Multispecies Modernity
Title | Multispecies Modernity PDF eBook |
Author | Sundhya Walther |
Publisher | Wilfrid Laurier Univ. Press |
Pages | 251 |
Release | 2021-06-01 |
Genre | Literary Criticism |
ISBN | 1771125225 |
Multispecies Modernity: Disorderly Life in Postcolonial Literature considers relationships between animals and humans in the iconic spaces of postcolonial India: the wild, the body, the home, and the city. Navigating fiction, journalism, life writing, film, and visual art, this book argues that a uniquely Indian way of being modern is born in these spaces of disorderly multispecies living. The zones of proximity traversed in Multispecies Modernity link animal-human relations to a politics of postcolonial identity by transgressing the logics of modernity imposed on the postcolonial nation. Disorderly multispecies living is a resistance to the hygiene of modernity and a powerful alliance between human and nonhuman subalterns. In bringing an animal studies perspective to postcolonial writing and art, this book proposes an ethics of representation and an ethics of reading that have wider implications for the study of relationships between human and nonhuman animals in literature and in life.

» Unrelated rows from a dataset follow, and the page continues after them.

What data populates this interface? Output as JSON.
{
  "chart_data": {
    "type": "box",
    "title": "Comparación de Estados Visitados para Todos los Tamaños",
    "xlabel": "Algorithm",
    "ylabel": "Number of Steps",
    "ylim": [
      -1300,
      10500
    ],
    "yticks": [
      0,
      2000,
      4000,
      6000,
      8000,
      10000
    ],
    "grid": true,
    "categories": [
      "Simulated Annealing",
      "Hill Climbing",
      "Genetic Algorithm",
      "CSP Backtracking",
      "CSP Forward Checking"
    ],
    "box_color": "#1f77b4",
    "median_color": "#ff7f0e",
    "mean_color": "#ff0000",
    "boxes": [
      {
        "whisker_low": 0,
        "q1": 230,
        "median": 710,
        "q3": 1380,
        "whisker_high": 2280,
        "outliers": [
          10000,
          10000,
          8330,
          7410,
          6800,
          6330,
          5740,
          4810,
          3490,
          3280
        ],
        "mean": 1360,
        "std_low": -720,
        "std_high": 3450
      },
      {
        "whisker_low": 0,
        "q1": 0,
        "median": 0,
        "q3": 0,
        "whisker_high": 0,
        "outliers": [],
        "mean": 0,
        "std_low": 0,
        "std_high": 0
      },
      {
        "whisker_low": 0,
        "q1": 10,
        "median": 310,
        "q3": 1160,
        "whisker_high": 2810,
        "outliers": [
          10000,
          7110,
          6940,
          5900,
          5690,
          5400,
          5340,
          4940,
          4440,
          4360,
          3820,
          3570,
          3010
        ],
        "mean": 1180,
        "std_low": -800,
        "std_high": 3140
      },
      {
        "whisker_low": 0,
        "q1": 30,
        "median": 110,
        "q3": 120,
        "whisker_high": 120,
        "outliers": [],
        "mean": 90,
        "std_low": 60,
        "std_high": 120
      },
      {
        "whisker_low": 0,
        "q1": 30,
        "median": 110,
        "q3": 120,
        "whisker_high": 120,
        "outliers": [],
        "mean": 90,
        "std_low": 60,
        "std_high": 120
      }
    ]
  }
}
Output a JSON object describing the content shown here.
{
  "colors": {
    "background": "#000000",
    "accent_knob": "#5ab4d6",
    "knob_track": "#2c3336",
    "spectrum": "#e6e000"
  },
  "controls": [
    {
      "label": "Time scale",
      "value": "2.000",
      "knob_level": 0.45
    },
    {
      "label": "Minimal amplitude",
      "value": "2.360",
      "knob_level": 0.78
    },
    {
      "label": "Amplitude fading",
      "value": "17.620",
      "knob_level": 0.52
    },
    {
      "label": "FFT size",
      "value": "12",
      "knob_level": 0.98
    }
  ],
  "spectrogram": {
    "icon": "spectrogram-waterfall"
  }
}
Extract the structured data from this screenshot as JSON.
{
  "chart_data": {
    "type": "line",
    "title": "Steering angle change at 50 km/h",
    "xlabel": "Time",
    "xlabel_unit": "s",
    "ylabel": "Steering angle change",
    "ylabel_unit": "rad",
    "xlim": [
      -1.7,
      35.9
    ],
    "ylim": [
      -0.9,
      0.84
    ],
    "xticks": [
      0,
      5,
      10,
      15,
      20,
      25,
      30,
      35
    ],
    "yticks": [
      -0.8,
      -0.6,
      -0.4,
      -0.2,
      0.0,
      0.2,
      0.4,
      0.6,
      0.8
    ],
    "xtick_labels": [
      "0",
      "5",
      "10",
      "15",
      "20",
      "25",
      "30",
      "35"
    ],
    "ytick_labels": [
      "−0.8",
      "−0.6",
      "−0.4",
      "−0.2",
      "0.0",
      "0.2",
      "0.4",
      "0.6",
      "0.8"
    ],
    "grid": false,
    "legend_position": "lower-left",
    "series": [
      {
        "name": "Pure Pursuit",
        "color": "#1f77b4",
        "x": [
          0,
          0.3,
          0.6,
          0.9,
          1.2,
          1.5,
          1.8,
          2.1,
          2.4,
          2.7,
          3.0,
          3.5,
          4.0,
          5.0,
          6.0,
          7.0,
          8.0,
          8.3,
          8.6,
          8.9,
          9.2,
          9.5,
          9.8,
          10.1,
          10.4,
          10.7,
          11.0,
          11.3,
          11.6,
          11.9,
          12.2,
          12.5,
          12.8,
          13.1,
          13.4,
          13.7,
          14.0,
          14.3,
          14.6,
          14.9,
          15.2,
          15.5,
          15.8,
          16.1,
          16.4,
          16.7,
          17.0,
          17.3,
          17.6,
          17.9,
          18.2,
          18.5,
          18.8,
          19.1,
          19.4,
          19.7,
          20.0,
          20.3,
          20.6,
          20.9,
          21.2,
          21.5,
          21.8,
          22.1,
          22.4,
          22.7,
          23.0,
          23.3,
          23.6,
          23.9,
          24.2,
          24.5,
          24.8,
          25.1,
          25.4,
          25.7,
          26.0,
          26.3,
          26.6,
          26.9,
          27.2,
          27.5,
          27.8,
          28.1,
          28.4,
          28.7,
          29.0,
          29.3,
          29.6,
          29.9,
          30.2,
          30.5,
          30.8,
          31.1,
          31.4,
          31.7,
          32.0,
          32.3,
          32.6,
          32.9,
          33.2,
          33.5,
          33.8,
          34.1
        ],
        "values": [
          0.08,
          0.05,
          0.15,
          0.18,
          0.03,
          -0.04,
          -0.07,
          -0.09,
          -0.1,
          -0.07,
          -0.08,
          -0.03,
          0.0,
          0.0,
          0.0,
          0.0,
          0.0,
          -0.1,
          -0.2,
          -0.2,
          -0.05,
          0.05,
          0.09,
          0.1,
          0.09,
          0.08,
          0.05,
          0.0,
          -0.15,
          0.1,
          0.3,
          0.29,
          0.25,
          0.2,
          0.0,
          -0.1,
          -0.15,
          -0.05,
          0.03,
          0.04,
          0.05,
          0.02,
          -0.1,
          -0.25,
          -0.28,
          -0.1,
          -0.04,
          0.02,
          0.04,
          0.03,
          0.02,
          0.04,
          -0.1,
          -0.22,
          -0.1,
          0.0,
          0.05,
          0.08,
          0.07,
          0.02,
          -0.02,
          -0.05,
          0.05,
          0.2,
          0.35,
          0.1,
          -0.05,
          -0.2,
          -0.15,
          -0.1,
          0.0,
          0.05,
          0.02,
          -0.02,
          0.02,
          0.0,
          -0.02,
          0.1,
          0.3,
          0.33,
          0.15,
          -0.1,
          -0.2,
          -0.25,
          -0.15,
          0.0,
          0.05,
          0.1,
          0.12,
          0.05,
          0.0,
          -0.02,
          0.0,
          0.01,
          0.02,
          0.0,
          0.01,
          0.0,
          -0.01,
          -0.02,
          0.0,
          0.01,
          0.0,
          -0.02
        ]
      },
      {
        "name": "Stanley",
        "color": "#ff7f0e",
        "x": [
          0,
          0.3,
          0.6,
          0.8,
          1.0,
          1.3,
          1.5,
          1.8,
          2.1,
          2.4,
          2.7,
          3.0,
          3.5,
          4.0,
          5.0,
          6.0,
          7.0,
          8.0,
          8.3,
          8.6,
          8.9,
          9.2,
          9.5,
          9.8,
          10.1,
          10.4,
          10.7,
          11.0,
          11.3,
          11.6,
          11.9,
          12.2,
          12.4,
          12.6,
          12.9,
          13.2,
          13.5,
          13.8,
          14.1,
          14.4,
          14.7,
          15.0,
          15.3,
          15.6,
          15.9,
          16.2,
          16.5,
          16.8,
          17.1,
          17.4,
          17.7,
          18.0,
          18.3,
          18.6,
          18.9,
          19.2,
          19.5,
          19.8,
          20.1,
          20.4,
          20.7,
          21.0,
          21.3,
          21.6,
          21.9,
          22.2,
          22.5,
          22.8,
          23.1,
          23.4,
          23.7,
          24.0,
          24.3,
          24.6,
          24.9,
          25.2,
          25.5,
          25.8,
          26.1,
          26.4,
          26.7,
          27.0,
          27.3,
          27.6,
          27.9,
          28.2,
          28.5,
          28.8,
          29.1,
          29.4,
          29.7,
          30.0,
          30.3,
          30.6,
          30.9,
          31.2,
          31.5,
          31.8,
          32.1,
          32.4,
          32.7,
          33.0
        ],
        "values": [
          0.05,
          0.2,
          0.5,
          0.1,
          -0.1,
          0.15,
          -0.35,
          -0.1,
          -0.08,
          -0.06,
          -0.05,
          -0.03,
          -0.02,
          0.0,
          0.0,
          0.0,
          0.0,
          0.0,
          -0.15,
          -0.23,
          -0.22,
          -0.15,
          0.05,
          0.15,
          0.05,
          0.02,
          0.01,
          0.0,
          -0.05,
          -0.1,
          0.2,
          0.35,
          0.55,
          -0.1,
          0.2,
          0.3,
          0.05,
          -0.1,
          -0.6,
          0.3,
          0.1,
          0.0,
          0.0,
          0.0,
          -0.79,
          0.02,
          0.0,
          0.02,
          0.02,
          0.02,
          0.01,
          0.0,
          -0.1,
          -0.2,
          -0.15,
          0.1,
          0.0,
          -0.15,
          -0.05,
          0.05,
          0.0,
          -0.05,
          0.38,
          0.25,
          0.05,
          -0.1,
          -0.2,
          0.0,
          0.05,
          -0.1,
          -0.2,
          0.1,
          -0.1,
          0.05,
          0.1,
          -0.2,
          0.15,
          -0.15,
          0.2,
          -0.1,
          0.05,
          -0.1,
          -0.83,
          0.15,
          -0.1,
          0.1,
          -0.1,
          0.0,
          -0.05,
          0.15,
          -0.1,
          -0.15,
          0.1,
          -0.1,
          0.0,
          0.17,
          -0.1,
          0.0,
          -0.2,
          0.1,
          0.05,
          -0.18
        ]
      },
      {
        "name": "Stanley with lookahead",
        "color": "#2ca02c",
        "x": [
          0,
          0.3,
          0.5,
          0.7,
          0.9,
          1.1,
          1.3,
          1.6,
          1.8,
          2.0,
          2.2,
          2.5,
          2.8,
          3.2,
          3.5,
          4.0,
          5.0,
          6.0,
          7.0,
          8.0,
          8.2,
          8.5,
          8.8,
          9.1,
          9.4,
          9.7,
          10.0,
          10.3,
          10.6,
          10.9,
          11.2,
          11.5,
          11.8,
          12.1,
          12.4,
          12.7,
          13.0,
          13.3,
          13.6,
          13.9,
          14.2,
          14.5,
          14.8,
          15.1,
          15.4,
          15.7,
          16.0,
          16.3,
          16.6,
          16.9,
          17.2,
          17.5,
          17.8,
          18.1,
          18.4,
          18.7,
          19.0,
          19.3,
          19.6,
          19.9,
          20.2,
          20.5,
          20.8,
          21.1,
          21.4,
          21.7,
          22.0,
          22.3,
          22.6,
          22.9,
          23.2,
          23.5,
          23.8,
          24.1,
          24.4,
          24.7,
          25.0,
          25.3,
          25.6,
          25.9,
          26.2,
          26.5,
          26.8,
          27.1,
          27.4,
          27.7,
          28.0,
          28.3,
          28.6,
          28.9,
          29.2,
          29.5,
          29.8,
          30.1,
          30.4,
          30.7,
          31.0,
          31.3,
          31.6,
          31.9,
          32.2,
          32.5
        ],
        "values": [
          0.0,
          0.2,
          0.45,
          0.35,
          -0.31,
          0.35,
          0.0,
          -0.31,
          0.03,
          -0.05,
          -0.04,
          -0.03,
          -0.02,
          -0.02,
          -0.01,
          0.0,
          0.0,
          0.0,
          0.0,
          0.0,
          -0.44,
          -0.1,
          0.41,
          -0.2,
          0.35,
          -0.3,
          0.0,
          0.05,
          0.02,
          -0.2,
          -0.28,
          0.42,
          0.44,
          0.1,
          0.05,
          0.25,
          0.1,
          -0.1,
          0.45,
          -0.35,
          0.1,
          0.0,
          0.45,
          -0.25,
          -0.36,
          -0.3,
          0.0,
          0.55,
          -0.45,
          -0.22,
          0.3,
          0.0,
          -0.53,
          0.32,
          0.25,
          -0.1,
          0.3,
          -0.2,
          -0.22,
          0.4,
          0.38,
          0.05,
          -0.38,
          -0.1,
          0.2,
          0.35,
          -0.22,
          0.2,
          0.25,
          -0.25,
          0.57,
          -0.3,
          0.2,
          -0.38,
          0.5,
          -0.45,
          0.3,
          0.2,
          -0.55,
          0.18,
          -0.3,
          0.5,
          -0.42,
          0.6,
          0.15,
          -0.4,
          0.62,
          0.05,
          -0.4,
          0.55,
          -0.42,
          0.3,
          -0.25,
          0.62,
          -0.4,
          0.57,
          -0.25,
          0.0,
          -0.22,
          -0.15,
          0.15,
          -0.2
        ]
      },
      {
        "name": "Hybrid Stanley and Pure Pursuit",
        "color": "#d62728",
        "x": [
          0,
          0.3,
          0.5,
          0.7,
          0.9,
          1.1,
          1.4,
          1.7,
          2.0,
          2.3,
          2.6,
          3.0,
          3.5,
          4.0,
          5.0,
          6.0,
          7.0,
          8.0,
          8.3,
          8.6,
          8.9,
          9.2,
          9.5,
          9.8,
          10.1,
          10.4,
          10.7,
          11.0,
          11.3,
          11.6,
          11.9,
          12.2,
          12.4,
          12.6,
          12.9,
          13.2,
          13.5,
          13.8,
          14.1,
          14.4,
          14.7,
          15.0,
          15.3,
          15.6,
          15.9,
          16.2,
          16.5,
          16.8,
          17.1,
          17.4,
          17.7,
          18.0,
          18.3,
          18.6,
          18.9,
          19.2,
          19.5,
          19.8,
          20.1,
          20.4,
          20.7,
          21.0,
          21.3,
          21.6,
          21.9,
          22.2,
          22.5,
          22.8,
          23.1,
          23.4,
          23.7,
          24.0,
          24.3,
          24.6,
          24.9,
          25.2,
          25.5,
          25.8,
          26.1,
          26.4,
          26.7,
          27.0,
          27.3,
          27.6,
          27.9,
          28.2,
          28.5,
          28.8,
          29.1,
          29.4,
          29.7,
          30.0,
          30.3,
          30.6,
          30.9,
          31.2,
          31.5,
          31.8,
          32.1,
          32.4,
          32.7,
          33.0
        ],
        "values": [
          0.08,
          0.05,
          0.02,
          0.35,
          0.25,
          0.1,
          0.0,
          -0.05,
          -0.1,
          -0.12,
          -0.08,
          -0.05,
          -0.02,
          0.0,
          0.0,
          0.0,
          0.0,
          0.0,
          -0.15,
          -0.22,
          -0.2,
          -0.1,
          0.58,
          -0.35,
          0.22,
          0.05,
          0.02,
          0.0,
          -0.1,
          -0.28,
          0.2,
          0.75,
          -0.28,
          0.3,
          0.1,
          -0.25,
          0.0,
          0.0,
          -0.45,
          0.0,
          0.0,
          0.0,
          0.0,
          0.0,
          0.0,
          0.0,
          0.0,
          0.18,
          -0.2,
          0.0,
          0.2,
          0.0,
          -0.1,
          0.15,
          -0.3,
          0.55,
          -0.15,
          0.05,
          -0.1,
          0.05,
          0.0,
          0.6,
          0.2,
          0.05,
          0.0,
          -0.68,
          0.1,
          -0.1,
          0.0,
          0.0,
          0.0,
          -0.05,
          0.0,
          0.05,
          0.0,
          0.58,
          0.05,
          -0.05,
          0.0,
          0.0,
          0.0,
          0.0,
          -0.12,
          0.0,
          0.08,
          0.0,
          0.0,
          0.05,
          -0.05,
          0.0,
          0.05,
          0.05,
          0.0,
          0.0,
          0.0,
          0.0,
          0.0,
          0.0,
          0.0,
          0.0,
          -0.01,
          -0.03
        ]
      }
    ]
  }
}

Unhinging the National Framework
Title | Unhinging the National Framework PDF eBook |
Author | Babs Boter |
Publisher | |
Pages | 220 |
Release | 2020-12-04 |
Genre | |
ISBN | 9789088909757 |
An exploration of how personal life-stories, when reconstructed as 'transnational lives,' escape the confines of national histories and open up new avenues for interpreting cultural identity, social mobility, and public memory.
Writing Postcolonial France
Title | Writing Postcolonial France PDF eBook |
Author | Fiona Barclay |
Publisher | Lexington Books |
Pages | 196 |
Release | 2011-09-16 |
Genre | Literary Criticism |
ISBN | 0739145053 |
This book examines the way in which France has failed to come to terms with the end of its empire, and is now haunted by the legacy of its colonial relationship with North Africa. It examines the form assumed by the ghosts of the past in fiction from a range of genres (travel writing, detective fiction, life writing, historical fiction, women's writing) produced within metropolitan France, and assesses whether moments of haunting may in fact open up possibilities for a renewed relational structure of cultural memory. By viewing metropolitan France through the prism of its relationship with its former colonies in North Africa, the book maps the complexities of contemporary France, demonstrating an emerging postcoloniality within France itself.